Be sure to finish your instances of EC2 and eliminate your final points of Sagemaker to avoid continuous costs.

Finish EC2 instances through the AWS management console.

Finish an end point of Sagemaker through the console or with the following commands:

predictor.delete_model()
predictor.delete_endpoint(delete_endpoint_config=True)

Conclusion

AWS Trainium and AWS Inferentia offer high performance and low cost to implement QWEN2.5 models. We are excited to see how they will use these powerful models and our specialized infrastructure to create differentiated applications. For more information on how to start with AWS ai chips, see the AWS neuron documentation.

About the authors

Jim Burtoft He is a senior architect of startup solutions in AWS and works directly with new companies, as well as the Hugging Face team. Jim is a CISSP, part of the AWS ai/ML technical field community, part of the Neuron data science community, and works with the open source community to allow the use of inferenties and training. Jim has a degree in Mathematics from Carnegie Mellon University and a Master's Degree in Economics at the University of Virginia.

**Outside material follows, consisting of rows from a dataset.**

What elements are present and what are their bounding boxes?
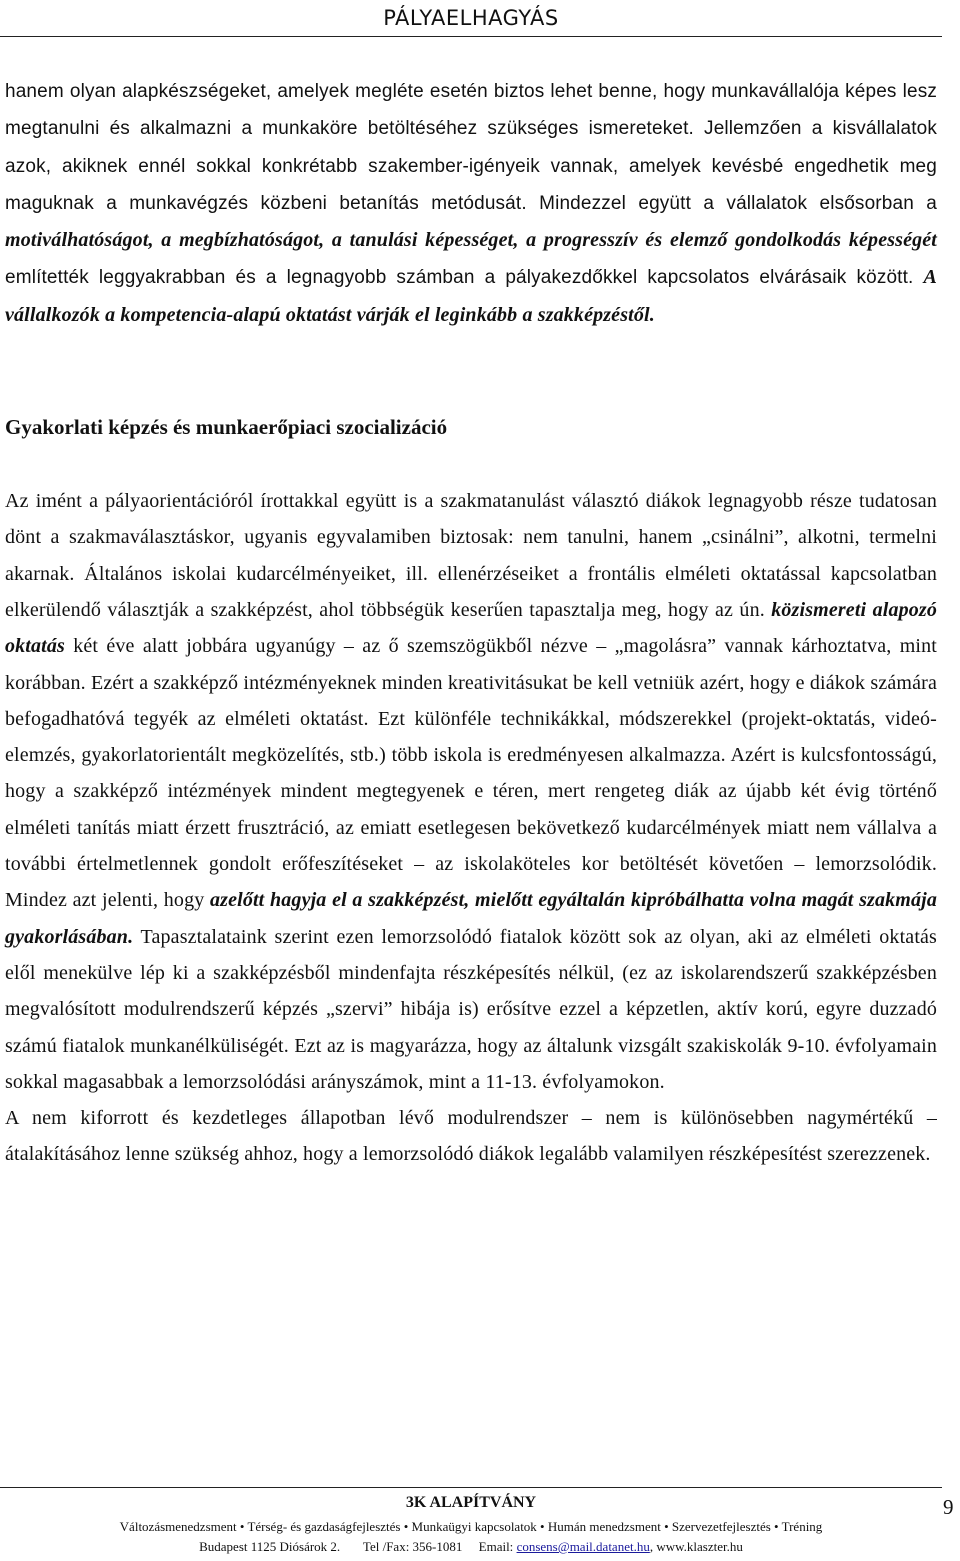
footer-organization: 3K ALAPÍTVÁNY xyxy=(405,1494,537,1511)
paragraph-text: hanem olyan alapkészségeket, amelyek megléte esetén biztos lehet benne, hogy munkavállalója képes lesz megtanulni és alkalmazni a munkaköre betöltéséhez szükséges ismereteket. Jellemzően a kisvállalatok azok, akiknek ennél sokkal konkrétabb szakember-igényeik vannak, amelyek kevésbé engedhetik meg maguknak a munkavégzés közbeni betanítás metódusát. Mindezzel együtt a vállalatok elsősorban a xyxy=(5,81,937,214)
emphasis-competencies: motiválhatóságot, a megbízhatóságot, a tanulási képességet, a progresszív és elemző gondolkodás képességét xyxy=(5,229,937,252)
section-heading: Gyakorlati képzés és munkaerőpiaci szocializáció xyxy=(5,415,448,440)
paragraph-module-system: A nem kiforrott és kezdetleges állapotban lévő modulrendszer – nem is különösebben nagymértékű – átalakításához lenne szükség ahhoz, hogy a lemorzsolódó diákok legalább valamilyen részképesítést szerezzenek. xyxy=(5,1107,937,1166)
paragraph-employer-expectations xyxy=(5,73,937,333)
footer-web: , www.klaszter.hu xyxy=(649,1539,743,1554)
paragraph-text: Tapasztalataink szerint ezen lemorzsolódó fiatalok között sok az olyan, aki az elméleti oktatás elől menekülve lép ki a szakképzésből mindenfajta részképesítés nélkül, (ez az iskolarendszerű szakképzésben megvalósított modulrendszerű képzés „szervi” hibája is) erősítve ezzel a képzetlen, aktív korú, egyre duzzadó számú fiatalok munkanélküliségét. Ezt az is magyarázza, hogy az általunk vizsgált szakiskolák 9-10. évfolyamain sokkal magasabbak a lemorzsolódási arányszámok, mint a 11-13. évfolyamokon. xyxy=(5,925,937,1093)
paragraph-text: Az imént a pályaorientációról írottakkal együtt is a szakmatanulást választó diákok legnagyobb része tudatosan dönt a szakmaválasztáskor, ugyanis egyvalamiben biztosak: nem tanulni, hanem „csinálni”, alkotni, termelni akarnak. Általános iskolai kudarcélményeiket, ill. ellenérzéseiket a frontális elméleti oktatással kapcsolatban elkerülendő választják a szakképzést, ahol többségük keserűen tapasztalja meg, hogy az ún. xyxy=(5,490,937,621)
emphasis-general-education: közismereti alapozó oktatás xyxy=(5,598,937,658)
footer-address: Budapest 1125 Diósárok 2. xyxy=(199,1539,341,1554)
page-body xyxy=(5,73,937,1173)
footer-email-label: Email: xyxy=(478,1539,514,1554)
footer-divider xyxy=(0,1487,942,1488)
footer-activities: Változásmenedzsment • Térség- és gazdaságfejlesztés • Munkaügyi kapcsolatok • Humán menedzsment • Szervezetfejlesztés • Tréning xyxy=(119,1519,823,1534)
running-header-title: PÁLYAELHAGYÁS xyxy=(383,6,559,30)
running-header xyxy=(0,0,942,37)
paragraph-text: két éve alatt jobbára ugyanúgy – az ő szemszögükből nézve – „magolásra” vannak kárhoztatva, mint korábban. Ezért a szakképző intézményeknek minden kreativitásukat be kell vetniük azért, hogy e diákok számára befogadhatóvá tegyék az elméleti oktatást. Ezt különféle technikákkal, módszerekkel (projekt-oktatás, videó-elemzés, gyakorlatorientált megközelítés, stb.) több iskola is eredményesen alkalmazza. Azért is kulcsfontosságú, hogy a szakképző intézmények mindent megtegyenek e téren, mert rengeteg diák az újabb két évig történő elméleti tanítás miatt érzett frusztráció, az emiatt esetlegesen bekövetkező kudarcélmények miatt nem vállalva a további értelmetlennek gondolt erőfeszítéseket – az iskolaköteles kor betöltését követően – lemorzsolódik. Mindez azt jelenti, hogy xyxy=(5,635,937,912)
emphasis-dropout: azelőtt hagyja el a szakképzést, mielőtt egyáltalán kipróbálhatta volna magát szakmája gyakorlásában. xyxy=(5,889,937,948)
emphasis-conclusion: A vállalkozók a kompetencia-alapú oktatást várják el leginkább a szakképzéstől. xyxy=(5,266,937,326)
footer-contact xyxy=(0,1539,942,1555)
footer-phone: Tel /Fax: 356-1081 xyxy=(362,1539,463,1554)
paragraph-text: említették leggyakrabban és a legnagyobb számban a pályakezdőkkel kapcsolatos elvárásaik között. xyxy=(5,267,924,289)
paragraph-practical-training xyxy=(5,483,937,1100)
page-number: 9 xyxy=(943,1495,954,1519)
footer-email-link[interactable]: consens@mail.datanet.hu xyxy=(516,1539,650,1554)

Miriam Lebowitz He is an architect of solutions focused on empowering new companies in the initial stage in AWS. Take advantage of your experience with AIML to guide companies to select and implement appropriate technologies for their commercial objectives, establishing them for scalable growth and innovation in the world of competitive start.

Rhia Soni He is an architect of starting solutions in AWS. Rhia specializes in working with new stages companies and helps customers adopt inferentia and training. Rhia is also part of the AWS Analytics technical field community and is an expert in generative bi. Rhia has a degree in Information Sciences at Maryland University.

Paul's help He is a senior manager of architect of solutions focused on new companies in AWS. Paul created a team of AWS beginning solutions architects that focus on the adoption of Inferentia and Training. Paul has a Siena College degree in computer science and has multiple cyber security certifications.

How to execute Qwen 2.5 on AWS AI chips using Face Libraries

Technical Terrence Team

Amazon is selling an expandable hand luggage of $ 140 'durable' for only $ 54 that a buyer has used for a decade

Leave a Reply Cancel reply

Recommended.

NVIDIA GTC 2024 Keynote (Highlights and Important Announcements)

The vision from Utah: leadership, innovation and learning

Bitcoin price is approaching $100,000, but this PolitiFi coin could multiply by 100

The Google Pixel 8a is on sale for just $449

New York Fed's John Williams says 2% inflation target 'critical'

Categories

Important Links

How to execute Qwen 2.5 on AWS AI chips using Face Libraries

Preparation

Option 1: Implement TGI on amazon EC2 Inf2

Option 2: Implement TGI in SageMaker

Clean

Conclusion

About the authors

Related

Technical Terrence Team

Amazon is selling an expandable hand luggage of $ 140 'durable' for only $ 54 that a buyer has used for a decade

Leave a Reply Cancel reply

Recommended.

NVIDIA GTC 2024 Keynote (Highlights and Important Announcements)

The vision from Utah: leadership, innovation and learning

Bitcoin price is approaching $100,000, but this PolitiFi coin could multiply by 100

The Google Pixel 8a is on sale for just $449

New York Fed's John Williams says 2% inflation target 'critical'

Categories

Important Links

Get daily news updates to your inbox!